In a Instagram post, the LA based film director, screenwriter, singer, actress and author writes, “On August 22, 2015 I called for an Uber, and a man named Oumarou Idrissa picked me up from my house in Los Angeles. He drove me to Malibu in a black SUV.” In the post, she doesn’t mention the fact she was on her way to interview Rihanna for The New York Times Style Magazine, but the ride was clearly memorable enough to reference in at the time: “I ordered Uber Black -- the highest level of Uber I’ve ridden.” She then foreshadows the current project, saying: “Over the next two hours I interviewed Oumarou Idrissa about how he survived during his first five years in Los Angeles after his student visa had fallen through. He slept in laundromats, sending tiny sums of money back to Niger where his 25 brothers and sisters were starving. This took us through the beach traffic; we grew quiet as the SUV zipped along beach cliffs above blue water. I think we both suddenly remembered Rihanna.”

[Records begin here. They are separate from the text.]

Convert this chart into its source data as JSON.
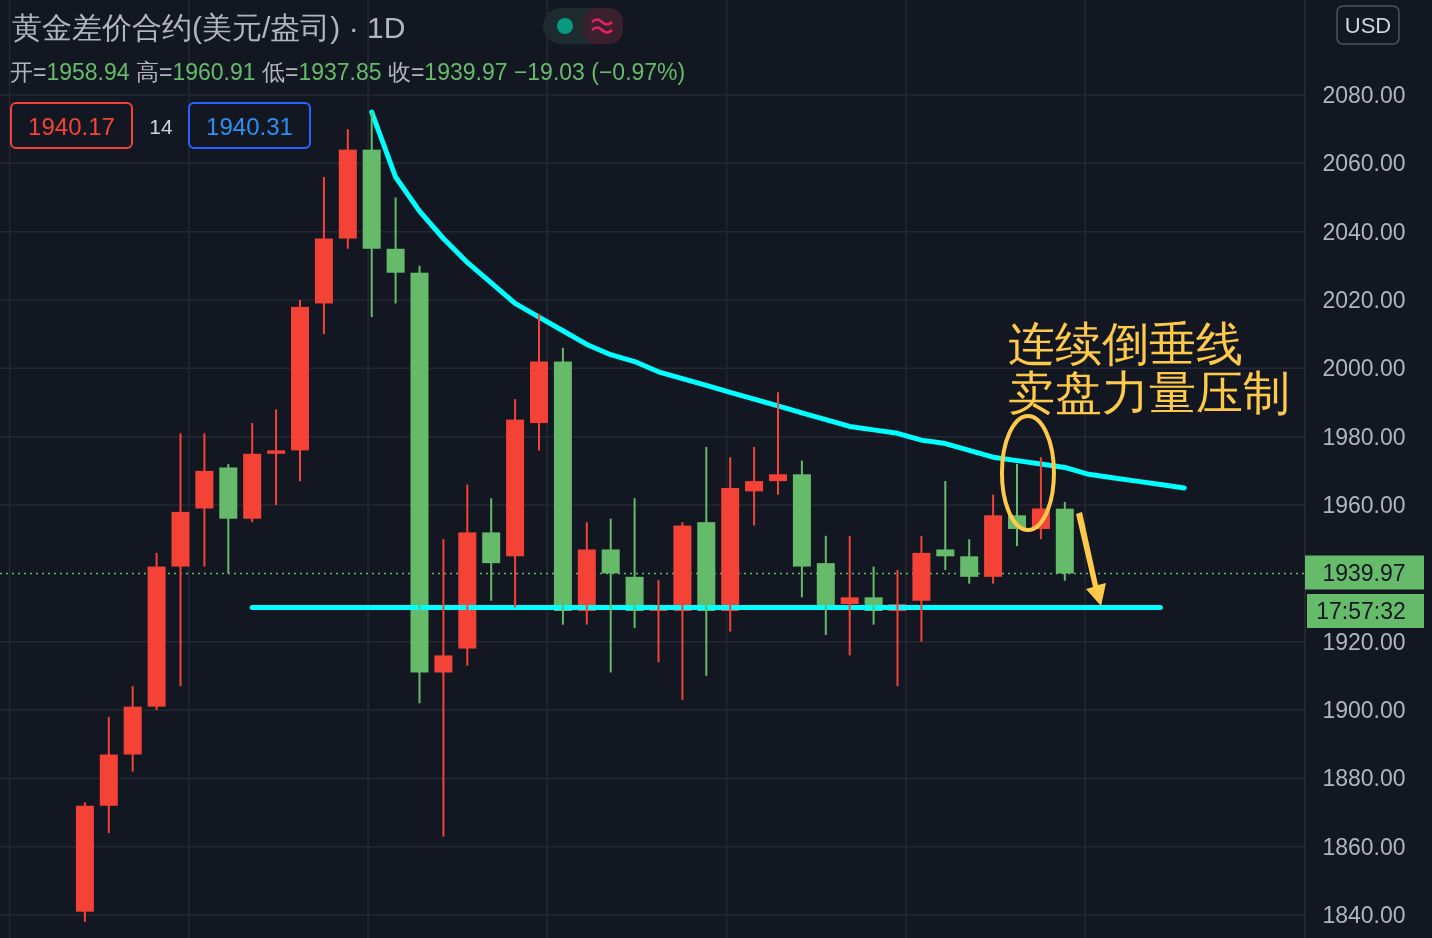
{
  "chart_data": {
    "type": "candlestick",
    "title": "黄金差价合约(美元/盎司) · 1D",
    "subtitle": "开=1958.94 高=1960.91 低=1937.85 收=1939.97 −19.03 (−0.97%)",
    "categories": [
      null,
      null,
      null,
      null,
      null,
      null,
      null,
      null,
      null,
      null,
      null,
      null,
      null,
      null,
      null,
      null,
      null,
      null,
      null,
      null,
      null,
      null,
      null,
      null,
      null,
      null,
      null,
      null,
      null,
      null,
      null,
      null,
      null,
      null,
      null,
      null,
      null,
      null,
      null,
      null,
      null,
      null,
      null,
      null,
      null,
      null,
      null,
      null,
      null,
      null,
      null,
      null
    ],
    "ohlc": [
      [
        1841,
        1873,
        1838,
        1872
      ],
      [
        1872,
        1898,
        1864,
        1887
      ],
      [
        1887,
        1907,
        1882,
        1901
      ],
      [
        1901,
        1946,
        1900,
        1942
      ],
      [
        1942,
        1981,
        1907,
        1958
      ],
      [
        1959,
        1981,
        1942,
        1970
      ],
      [
        1971,
        1972,
        1940,
        1956
      ],
      [
        1956,
        1984,
        1955,
        1975
      ],
      [
        1975,
        1988,
        1960,
        1976
      ],
      [
        1976,
        2020,
        1967,
        2018
      ],
      [
        2019,
        2056,
        2010,
        2038
      ],
      [
        2038,
        2070,
        2035,
        2064
      ],
      [
        2064,
        2075,
        2015,
        2035
      ],
      [
        2035,
        2050,
        2019,
        2028
      ],
      [
        2028,
        2030,
        1902,
        1911
      ],
      [
        1911,
        1950,
        1863,
        1916
      ],
      [
        1918,
        1966,
        1913,
        1952
      ],
      [
        1952,
        1962,
        1932,
        1943
      ],
      [
        1945,
        1991,
        1930,
        1985
      ],
      [
        1984,
        2016,
        1976,
        2002
      ],
      [
        2002,
        2006,
        1925,
        1929
      ],
      [
        1929,
        1955,
        1925,
        1947
      ],
      [
        1947,
        1956,
        1911,
        1940
      ],
      [
        1939,
        1962,
        1924,
        1929
      ],
      [
        1929,
        1938,
        1914,
        1930
      ],
      [
        1929,
        1955,
        1903,
        1954
      ],
      [
        1955,
        1977,
        1910,
        1929
      ],
      [
        1929,
        1974,
        1923,
        1965
      ],
      [
        1964,
        1977,
        1954,
        1967
      ],
      [
        1967,
        1993,
        1963,
        1969
      ],
      [
        1969,
        1973,
        1933,
        1942
      ],
      [
        1943,
        1951,
        1922,
        1930
      ],
      [
        1931,
        1951,
        1916,
        1933
      ],
      [
        1933,
        1942,
        1925,
        1929
      ],
      [
        1929,
        1941,
        1907,
        1931
      ],
      [
        1932,
        1951,
        1920,
        1946
      ],
      [
        1947,
        1967,
        1941,
        1945
      ],
      [
        1945,
        1950,
        1937,
        1939
      ],
      [
        1939,
        1963,
        1937,
        1957
      ],
      [
        1957,
        1972,
        1948,
        1953
      ],
      [
        1953,
        1974,
        1950,
        1959
      ],
      [
        1958.94,
        1960.91,
        1937.85,
        1939.97
      ],
      null,
      null,
      null,
      null,
      null,
      null,
      null,
      null,
      null,
      null
    ],
    "colors": [
      "#f44336",
      "#f44336",
      "#f44336",
      "#f44336",
      "#f44336",
      "#f44336",
      "#66bb6a",
      "#f44336",
      "#f44336",
      "#f44336",
      "#f44336",
      "#f44336",
      "#66bb6a",
      "#66bb6a",
      "#66bb6a",
      "#f44336",
      "#f44336",
      "#66bb6a",
      "#f44336",
      "#f44336",
      "#66bb6a",
      "#f44336",
      "#66bb6a",
      "#66bb6a",
      "#f44336",
      "#f44336",
      "#66bb6a",
      "#f44336",
      "#f44336",
      "#f44336",
      "#66bb6a",
      "#66bb6a",
      "#f44336",
      "#66bb6a",
      "#f44336",
      "#f44336",
      "#66bb6a",
      "#66bb6a",
      "#f44336",
      "#66bb6a",
      "#f44336",
      "#66bb6a",
      null,
      null,
      null,
      null,
      null,
      null,
      null,
      null,
      null,
      null
    ],
    "series": [
      {
        "type": "line",
        "color": "#00ffff",
        "values": [
          null,
          null,
          null,
          null,
          null,
          null,
          null,
          null,
          null,
          null,
          null,
          null,
          2075,
          2056,
          2046,
          2038,
          2031,
          2025,
          2019,
          2015,
          2011,
          2007,
          2004,
          2002,
          1999,
          1997,
          1995,
          1993,
          1991,
          1989,
          1987,
          1985,
          1983,
          1982,
          1981,
          1979,
          1978,
          1976,
          1974,
          1973,
          1972,
          1971,
          1969,
          1968,
          1967,
          1966,
          1965,
          null,
          null,
          null,
          null,
          null
        ]
      },
      {
        "type": "line",
        "color": "#00ffff",
        "values": [
          null,
          null,
          null,
          null,
          null,
          null,
          null,
          1930,
          1930,
          1930,
          1930,
          1930,
          1930,
          1930,
          1930,
          1930,
          1930,
          1930,
          1930,
          1930,
          1930,
          1930,
          1930,
          1930,
          1930,
          1930,
          1930,
          1930,
          1930,
          1930,
          1930,
          1930,
          1930,
          1930,
          1930,
          1930,
          1930,
          1930,
          1930,
          1930,
          1930,
          1930,
          1930,
          1930,
          1930,
          1930,
          null,
          null,
          null,
          null,
          null,
          null
        ]
      }
    ],
    "ylim": [
      1833.3,
      2107.8
    ],
    "yticks": [
      {
        "value": 1840,
        "label": "1840.00"
      },
      {
        "value": 1860,
        "label": "1860.00"
      },
      {
        "value": 1880,
        "label": "1880.00"
      },
      {
        "value": 1900,
        "label": "1900.00"
      },
      {
        "value": 1920,
        "label": "1920.00"
      },
      {
        "value": 1960,
        "label": "1960.00"
      },
      {
        "value": 1980,
        "label": "1980.00"
      },
      {
        "value": 2000,
        "label": "2000.00"
      },
      {
        "value": 2020,
        "label": "2020.00"
      },
      {
        "value": 2040,
        "label": "2040.00"
      },
      {
        "value": 2060,
        "label": "2060.00"
      },
      {
        "value": 2080,
        "label": "2080.00"
      }
    ],
    "ref_lines": [
      {
        "axis": "y",
        "value": 1939.97,
        "label": "1939.97",
        "color": "#66bb6a",
        "line_style": "dotted"
      }
    ],
    "annotations": [
      "连续倒垂线",
      "卖盘力量压制",
      "1940.17",
      "14",
      "1940.31",
      "USD",
      "17:57:32"
    ],
    "grid": true,
    "tick_labels": "y"
  }
}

She was so absorbed by Oumarou that she wrote a whole 436 word intro on her interview with him before she even gets to a quote from Rihanna. Clearly he made an impact on her. So much so that her latest project, I’M THE PRESIDENT, BABY, tracks his day to day interaction with sleep and technology real time, visually representing it at the V&A Museum through some sets of curtains.

The anxiety and insomnia Oumarou battled with throughout his homelessness and risk of deportation have scarred. “Now Oumarou is a U.S. citizen – but he still can’t sleep more than two hours at a time and never more than a total of four or five hours a night.”

In the hope that “telling his story of sleeplessness might actually bring him the peace he needs to finally sleep,” Miranda tracked his sleep patterns to project on curtains in London, which symbolise what he’s up to -- the blue ones show if he’s asleep or awake, the brown whether he’s opened Whatsapp, the pink whether he’s logged on to Uber to show he’s available for rides.

It’s a powerful visual project that broaches a number of themes -- the power of technology to connect across continents, the precious but ephemeral nature of sleep, the impact of the political on the personal. And, not least, that you can learn a lot from your Uber driver’s story.

I’m The President, Baby is on view through November 4th at the V&A Museum as part of The Future Starts Here exhibition.